The patent box regime enables UK companies to elect for a lower tax rate for profits earned from patented inventions and certain other intellectual property rights. The tax rate was phased in but is 10% from 1 April 2017.
The regime changed for new entrants to the patent box on or after 1 July 2016. Under the new rules, the profits qualifying for the reduced rate of corporation tax will depend upon how much of the development expenditure was incurred by the company claiming the relief.
The new regime may be less favourable than the old regime for companies that have bought IP rights or have subcontracted R&D to related parties.
This guide covers only the post-July 2016 rules. IP which was within the old patent box by 30 June 2016 will continue to benefit from the old regime until 30 June 2021. See our separate guide to the patent box regime for entrants before July 2016.
Why has the regime been modified?
The patent box regime has been modified for new entrants from 1 July 2016. This is in order to comply with the recommendations of the Organisation for Economic Cooperation and Development (OECD) as part of its base erosion and profit shifting (BEPS) project to reduce international tax avoidance by multinationals. The OECD was concerned that preferential tax regimes, such as the patent box, could be used for profit shifting, unless the availability of the regime was linked to economic substance in the country concerned.
The key difference between the regimes is that under the new regime the company claiming the relief will have to have incurred expenditure in developing the IP, simply managing the rights will no longer be sufficient. Additional calculations and detailed record keeping will be required as 'streaming' of income and expenditure for each individual patent will be compulsory.
Who will be affected?
A company which owns 'qualifying IP rights' or has exclusively licensed in such rights, can potentially elect to benefit from the regime.
The new regime applies to pre-July 2016 IP which has not been elected into the patent box for a period before 1 July 2016 and to IP rights applied for after 30 June 2016. Companies already within the old regime will continue to benefit from that regime, although there will be increased administrative requirements if they have old and new IP.
Qualifying IP rights
The new regime applies to the same types of IP as the old. In addition to patents granted by the UK Intellectual Patent Office and the European Patent Office, the regime includes patents from certain EEA states being; Austria, Bulgaria, Czech Republic, Denmark, Estonia, Finland, Germany, Hungary, Poland, Romania, Slovakia and Sweden.
Certain supplementary protection certificates, certain plant breeders or plant variety rights and certain EU marketing authorisation rights of medicinal or plant protection products will also be within the regime.
Which profits qualify?
The patent box rate applies broadly to a proportion of the company's profits derived from licensing or selling qualifying IP rights, selling products incorporating a patented invention or using a patented invention elsewhere in the course of the company's trade. Profits derived from a company's routine manufacturing or development functions, or marketing activities are excluded.
The old rules provided two possible methods for calculating the profits benefiting from the patent box rate; the standard method and streaming. The standard method required the identification of the proportion of relevant IP income derived from the trade of the company and used it to make a pro-rata allocation of total company profits.
Streaming required income and expenditure to be allocated to two streams, one for all IP income and the other for all non-IP income. Only streaming will now be permitted. However, under the new regime there has to be a separate sub-stream for every individual IP right or, where this is not reasonably practicable, for each patented product or product family. This individual streaming requirement will mean that companies will need to have comprehensive systems in place to track and allocate expenditure and income to the relevant stream.
Even companies which are within the old regime will need to begin to carry out more detailed allocation of expenditure as they will need streaming information from July 2016, once the old regime comes to an end in July 2021.
The nexus fraction
The OECD recommended that favourable IP regimes like the patent box should only be available to companies engaged in 'substantial activities' in relation to the IP.

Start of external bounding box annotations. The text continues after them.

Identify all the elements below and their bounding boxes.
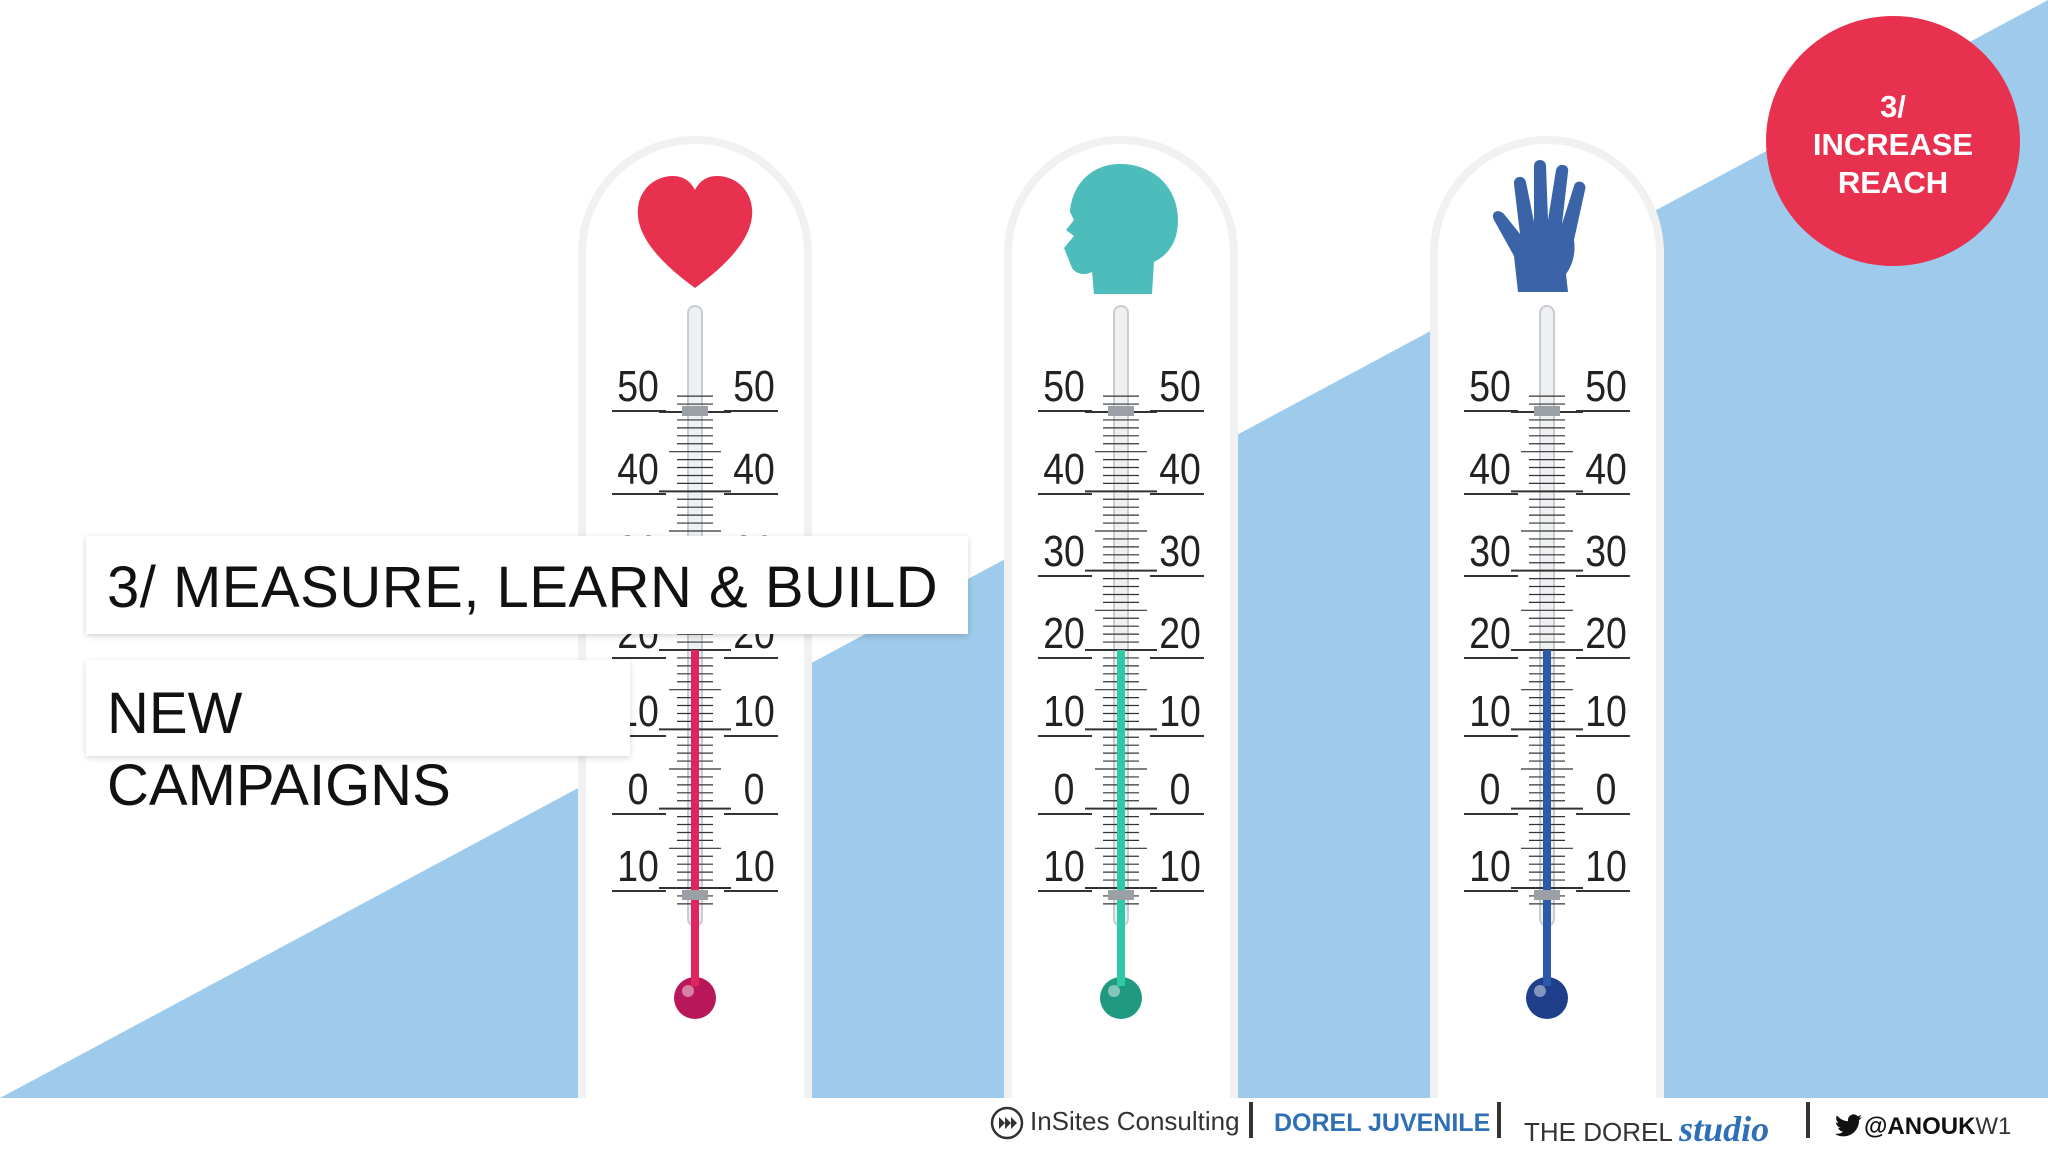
footer-divider [1497, 1102, 1501, 1138]
slide-subtitle: NEW CAMPAIGNS [107, 681, 451, 818]
thermometer-bulb [1100, 977, 1142, 1019]
scale-label-left: 10 [1043, 686, 1085, 736]
scale-label-right: 40 [733, 444, 775, 494]
thermometer-head: 50 50 40 40 30 30 20 20 10 10 0 0 10 10 [1004, 136, 1238, 1100]
scale-label-left: 10 [1043, 841, 1085, 891]
scale-label-left: 20 [1043, 608, 1085, 658]
bulb-highlight [682, 985, 694, 997]
scale-label-left: 50 [1469, 361, 1511, 411]
insites-label: InSites Consulting [1030, 1106, 1240, 1136]
scale-label-right: 10 [1585, 686, 1627, 736]
scale-label-right: 10 [733, 841, 775, 891]
heart-icon [637, 176, 753, 288]
insites-icon [990, 1106, 1024, 1140]
handle-light: W1 [1975, 1113, 2012, 1140]
badge-line-2: INCREASE [1812, 127, 1974, 162]
dorel-studio-logo: THE DOREL studio [1524, 1108, 1769, 1150]
title-box: 3/ MEASURE, LEARN & BUILD [86, 536, 968, 634]
scale-label-right: 10 [733, 686, 775, 736]
clamp-top [682, 406, 708, 416]
scale-label-left: 40 [617, 444, 659, 494]
clamp-top [1534, 406, 1560, 416]
scale-label-right: 30 [1159, 526, 1201, 576]
fluid-neck [691, 916, 699, 986]
scale-label-right: 50 [1159, 361, 1201, 411]
clamp-top [1108, 406, 1134, 416]
scale-label-left: 10 [617, 841, 659, 891]
badge-line-3: REACH [1837, 165, 1949, 200]
scale-ticks [1511, 395, 1583, 905]
studio-label: studio [1679, 1109, 1770, 1149]
scale-label-left: 50 [617, 361, 659, 411]
fluid-column [1117, 650, 1125, 926]
scale-label-right: 40 [1159, 444, 1201, 494]
section-badge: 3/ INCREASE REACH [1766, 16, 2020, 266]
thermometer-body: 50 50 40 40 30 30 20 20 10 10 0 0 10 10 [1004, 136, 1238, 1100]
fluid-neck [1543, 916, 1551, 986]
thermometer-bulb [674, 977, 716, 1019]
scale-label-left: 10 [1469, 686, 1511, 736]
slide-title: 3/ MEASURE, LEARN & BUILD [107, 555, 939, 620]
scale-label-right: 20 [1159, 608, 1201, 658]
clamp-bottom [1534, 890, 1560, 900]
footer-divider [1806, 1102, 1810, 1138]
fluid-column [1543, 650, 1551, 926]
clamp-bottom [682, 890, 708, 900]
scale-label-right: 50 [1585, 361, 1627, 411]
scale-label-right: 0 [1596, 764, 1617, 814]
insites-logo: InSites Consulting [990, 1106, 1240, 1140]
scale-label-right: 0 [1170, 764, 1191, 814]
dorel-juvenile-logo: DOREL JUVENILE [1274, 1109, 1491, 1137]
hand-icon [1492, 160, 1586, 292]
scale-label-right: 30 [1585, 526, 1627, 576]
footer-bar: InSites Consulting DOREL JUVENILE THE DO… [0, 1098, 2048, 1152]
scale-label-right: 10 [1159, 841, 1201, 891]
scale-label-left: 40 [1043, 444, 1085, 494]
thermometer-body: 50 50 40 40 30 30 20 20 10 10 0 0 10 10 [1430, 136, 1664, 1100]
bulb-highlight [1108, 985, 1120, 997]
footer-divider [1249, 1102, 1253, 1138]
scale-label-right: 0 [744, 764, 765, 814]
thermometer-hand: 50 50 40 40 30 30 20 20 10 10 0 0 10 10 [1430, 136, 1664, 1100]
twitter-bird-icon [1835, 1114, 1862, 1137]
twitter-handle: @ANOUKW1 [1834, 1110, 2011, 1141]
head-icon [1064, 164, 1178, 294]
fluid-neck [1117, 916, 1125, 986]
thermometer-bulb [1526, 977, 1568, 1019]
bulb-highlight [1534, 985, 1546, 997]
scale-label-right: 50 [733, 361, 775, 411]
the-dorel-label: THE DOREL [1524, 1117, 1672, 1147]
scale-label-left: 30 [1043, 526, 1085, 576]
scale-label-left: 0 [628, 764, 649, 814]
scale-label-right: 40 [1585, 444, 1627, 494]
subtitle-box [86, 660, 630, 756]
scale-label-right: 20 [1585, 608, 1627, 658]
fluid-column [691, 650, 699, 926]
scale-label-left: 0 [1054, 764, 1075, 814]
scale-label-right: 10 [1585, 841, 1627, 891]
handle-bold: @ANOUK [1864, 1113, 1976, 1140]
scale-label-right: 10 [1159, 686, 1201, 736]
scale-label-left: 20 [1469, 608, 1511, 658]
scale-label-left: 0 [1480, 764, 1501, 814]
scale-label-left: 50 [1043, 361, 1085, 411]
scale-label-left: 10 [1469, 841, 1511, 891]
clamp-bottom [1108, 890, 1134, 900]
scale-label-left: 40 [1469, 444, 1511, 494]
badge-line-1: 3/ [1880, 89, 1906, 124]
scale-label-left: 30 [1469, 526, 1511, 576]
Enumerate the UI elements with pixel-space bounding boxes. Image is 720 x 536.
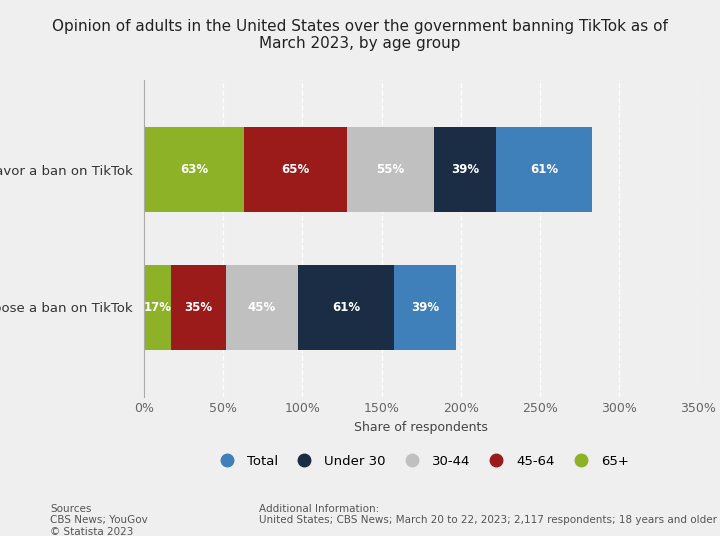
Text: 35%: 35% (184, 301, 212, 314)
Legend: Total, Under 30, 30-44, 45-64, 65+: Total, Under 30, 30-44, 45-64, 65+ (210, 451, 633, 472)
Bar (144, 265, 171, 350)
Text: Additional Information:
United States; CBS News; March 20 to 22, 2023; 2,117 res: Additional Information: United States; C… (259, 504, 717, 525)
Text: 61%: 61% (530, 163, 558, 176)
Text: 39%: 39% (451, 163, 479, 176)
Bar (395, 265, 456, 350)
Text: 45%: 45% (248, 301, 276, 314)
Text: 17%: 17% (143, 301, 171, 314)
Text: 39%: 39% (411, 301, 439, 314)
Bar (297, 265, 395, 350)
Bar (144, 127, 244, 212)
Text: 61%: 61% (332, 301, 360, 314)
Text: Opinion of adults in the United States over the government banning TikTok as of
: Opinion of adults in the United States o… (52, 19, 668, 51)
X-axis label: Share of respondents: Share of respondents (354, 421, 488, 434)
Bar (244, 127, 347, 212)
Text: 55%: 55% (376, 163, 405, 176)
Text: 65%: 65% (281, 163, 310, 176)
Text: 63%: 63% (180, 163, 208, 176)
Text: Sources
CBS News; YouGov
© Statista 2023: Sources CBS News; YouGov © Statista 2023 (50, 504, 148, 536)
Bar (226, 265, 297, 350)
Bar (495, 127, 593, 212)
Bar (171, 265, 226, 350)
Bar (434, 127, 495, 212)
Bar (347, 127, 434, 212)
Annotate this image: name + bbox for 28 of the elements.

The 'nexus fraction' is designed to achieve this. It will be applied once the profits from the IP have been calculated. Its broad effect is that patent box relief will only be available to the extent that the company holding the IP has incurred expenditure itself on relevant R&D or has subcontracted the expenditure to an unconnected third party.
The fraction includes a maximum 30% uplift, which allows IP acquisition costs and R&D sub-contracted to connected companies to qualify if they do not amount to more than 30% of the aggregate of the R&D spend by the company itself and the R&D subcontracted to unconnected parties.
R&D subcontracted to a connected company – even another UK company - or costs incurred in acquiring the IP, may (subject to the 30% uplift) result in a restriction in the relief. Groups may need to restructure to ensure that the IP is held by the company incurring the expenditure.
The rebuttable presumption
In exceptional circumstances, companies which have had their patent box relief unfairly restricted by the nexus fraction may be able to get relief.